Turkish authorities have announced that they are expanding an investigation into allegations of people smuggling levelled against a municipality run by Turkey’s ruling Justice and Development Party (AKP), Al-monitor has reported.
The AKP-held Yesilyurt municipality in Malatya province of Central East Anatolia issued “grey passports” (service passports given to those on official duties) to 47 party members for a study trip last September. The convoy of those given the passports entered Germany without visas, but of the 47 only four have returned, Turkish daily Sozcu reported.
The scandal broke after Gunnur Tabel, a municipal council member in Yesilyurt, submitted a motion concerning the “project”.
Municipalities can request a service passport for anyone on an official trip. It provides visa-free entry to various countries, according to another local daily, Sabah.
It is understood that the Yesilyurt instance was not an isolated case. The service passport approach is a widely used method for smuggling people to Europe, bianet reported on April 20.
The sending of people to Europe via municipalities is thought to have become a "sector", the publication added on April 19.
In Germany, parliamentary inquiries and a lawsuit have been filed, while public prosecutors in different states have launched investigations.
And a free pass on people smuggling too?
“I was hungry, yes? Look, imagine, I eat meat here every day. I was not able to eat meat there [in Turkey],” one man, who got to Germany via the grey passport scheme, told Haberturk on April 19.
After the Yesilyurt case was exposed, a multitude of reports about similar incidents in Tusba (Van province), Erbaa (Tokat) and Ucocak, Akcakiraz and Aricak (Elazig) were published.
Akcakiraz Mayor Sabahattin Kaya on April 16 confirmed an incidence to Sozcu. In exchange for letting people travel on grey passports, the municipality received a truck worth Turkish lira (TRY) 100,000 ($12,380), he admitted.
“They send euros to their families here. If the profit is more than the loss, then I find it right and just,” he also said.
Daily Cumhuriyet has claimed that some people were previously smuggled via the Presidency of Religious Affairs.
The Turkish interior ministry on April 16 announced a temporary suspension of the issuance of service passports to people who are not civil servants, Sabah reported.
The deputy governor of Yesilyurt, the director of the local civic registry in charge of arranging passports and two others were suspended amid investigations.
“Abuse” of the service passport scheme was not uncommon and governorates were repeatedly warned against people taking advantage of the passports, according to the interior ministry.

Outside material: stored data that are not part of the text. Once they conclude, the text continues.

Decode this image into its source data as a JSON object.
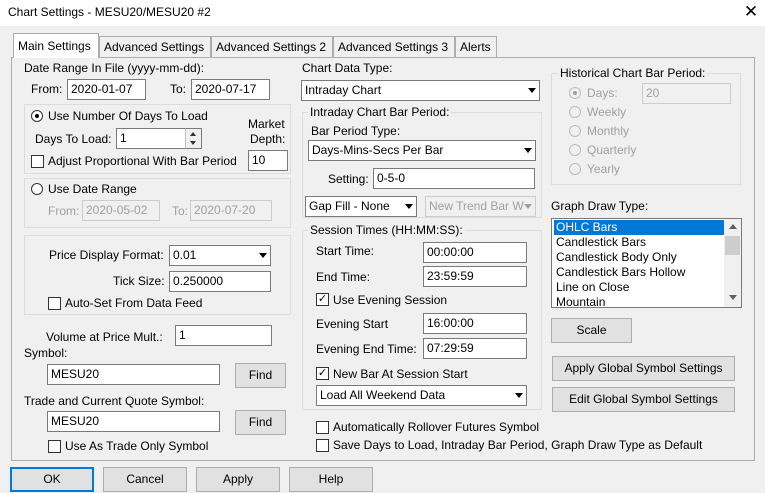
{
  "window": {
    "title": "Chart Settings - MESU20/MESU20  #2",
    "close": "✕"
  },
  "tabs": [
    "Main Settings",
    "Advanced Settings",
    "Advanced Settings 2",
    "Advanced Settings 3",
    "Alerts"
  ],
  "date_range_file": {
    "label": "Date Range In File (yyyy-mm-dd):",
    "from_label": "From:",
    "from": "2020-01-07",
    "to_label": "To:",
    "to": "2020-07-17"
  },
  "days_group": {
    "radio_label": "Use Number Of Days To Load",
    "days_label": "Days To Load:",
    "days_value": "1",
    "market_depth_label1": "Market",
    "market_depth_label2": "Depth:",
    "market_depth_value": "10",
    "adjust_label": "Adjust Proportional With Bar Period"
  },
  "date_range_group": {
    "radio_label": "Use Date Range",
    "from_label": "From:",
    "from": "2020-05-02",
    "to_label": "To:",
    "to": "2020-07-20"
  },
  "price_group": {
    "price_format_label": "Price Display Format:",
    "price_format_value": "0.01",
    "tick_size_label": "Tick Size:",
    "tick_size_value": "0.250000",
    "auto_set_label": "Auto-Set From Data Feed"
  },
  "volume": {
    "label": "Volume at Price Mult.:",
    "value": "1"
  },
  "symbol": {
    "label": "Symbol:",
    "value": "MESU20",
    "find": "Find"
  },
  "trade_symbol": {
    "label": "Trade and Current Quote Symbol:",
    "value": "MESU20",
    "find": "Find",
    "trade_only_label": "Use As Trade Only Symbol"
  },
  "chart_data_type": {
    "label": "Chart Data Type:",
    "value": "Intraday Chart"
  },
  "intraday_group": {
    "title": "Intraday Chart Bar Period:",
    "bar_period_type_label": "Bar Period Type:",
    "bar_period_type_value": "Days-Mins-Secs Per Bar",
    "setting_label": "Setting:",
    "setting_value": "0-5-0",
    "gap_fill_value": "Gap Fill - None",
    "new_trend_value": "New Trend Bar W"
  },
  "session_group": {
    "title": "Session Times (HH:MM:SS):",
    "start_label": "Start Time:",
    "start_value": "00:00:00",
    "end_label": "End Time:",
    "end_value": "23:59:59",
    "evening_session_label": "Use Evening Session",
    "evening_start_label": "Evening Start",
    "evening_start_value": "16:00:00",
    "evening_end_label": "Evening End Time:",
    "evening_end_value": "07:29:59",
    "new_bar_label": "New Bar At Session Start",
    "weekend_value": "Load All Weekend Data"
  },
  "rollover_label": "Automatically Rollover Futures Symbol",
  "save_default_label": "Save Days to Load, Intraday Bar Period, Graph Draw Type as Default",
  "historical_group": {
    "title": "Historical Chart Bar Period:",
    "options": [
      "Days:",
      "Weekly",
      "Monthly",
      "Quarterly",
      "Yearly"
    ],
    "days_value": "20"
  },
  "graph_draw": {
    "label": "Graph Draw Type:",
    "items": [
      "OHLC Bars",
      "Candlestick Bars",
      "Candlestick Body Only",
      "Candlestick Bars Hollow",
      "Line on Close",
      "Mountain"
    ]
  },
  "buttons": {
    "scale": "Scale",
    "apply_global": "Apply Global Symbol Settings",
    "edit_global": "Edit Global Symbol Settings",
    "ok": "OK",
    "cancel": "Cancel",
    "apply": "Apply",
    "help": "Help"
  }
}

The ministry added that attempts to smuggle people abroad under the guise of “learning and culture trips” have previously been thwarted. It mentioned a police operation in Ankara last month mounted against people who arrange grey passport trips.
In 2017, an investigation was launched when a folk dance company’s trip to Hungary ended with 11 members of the party applying for asylum in the country.
On April 22, duvaR.English reported that a Turkish man accused of smuggling Turkish nationals to Germany using service passports would be tried in Hannover.
It also quoted German Green Party lawmaker Cemal Bozoglu as saying that 37 people from Urfa in southeastern Turkey tried to migrate to Bavaria. "We don't know if these people ever arrived here or not, but we know that they were members of the AKP," Bozoglu was cited as saying, adding that he has presented a series of parliamentary questions about the incident.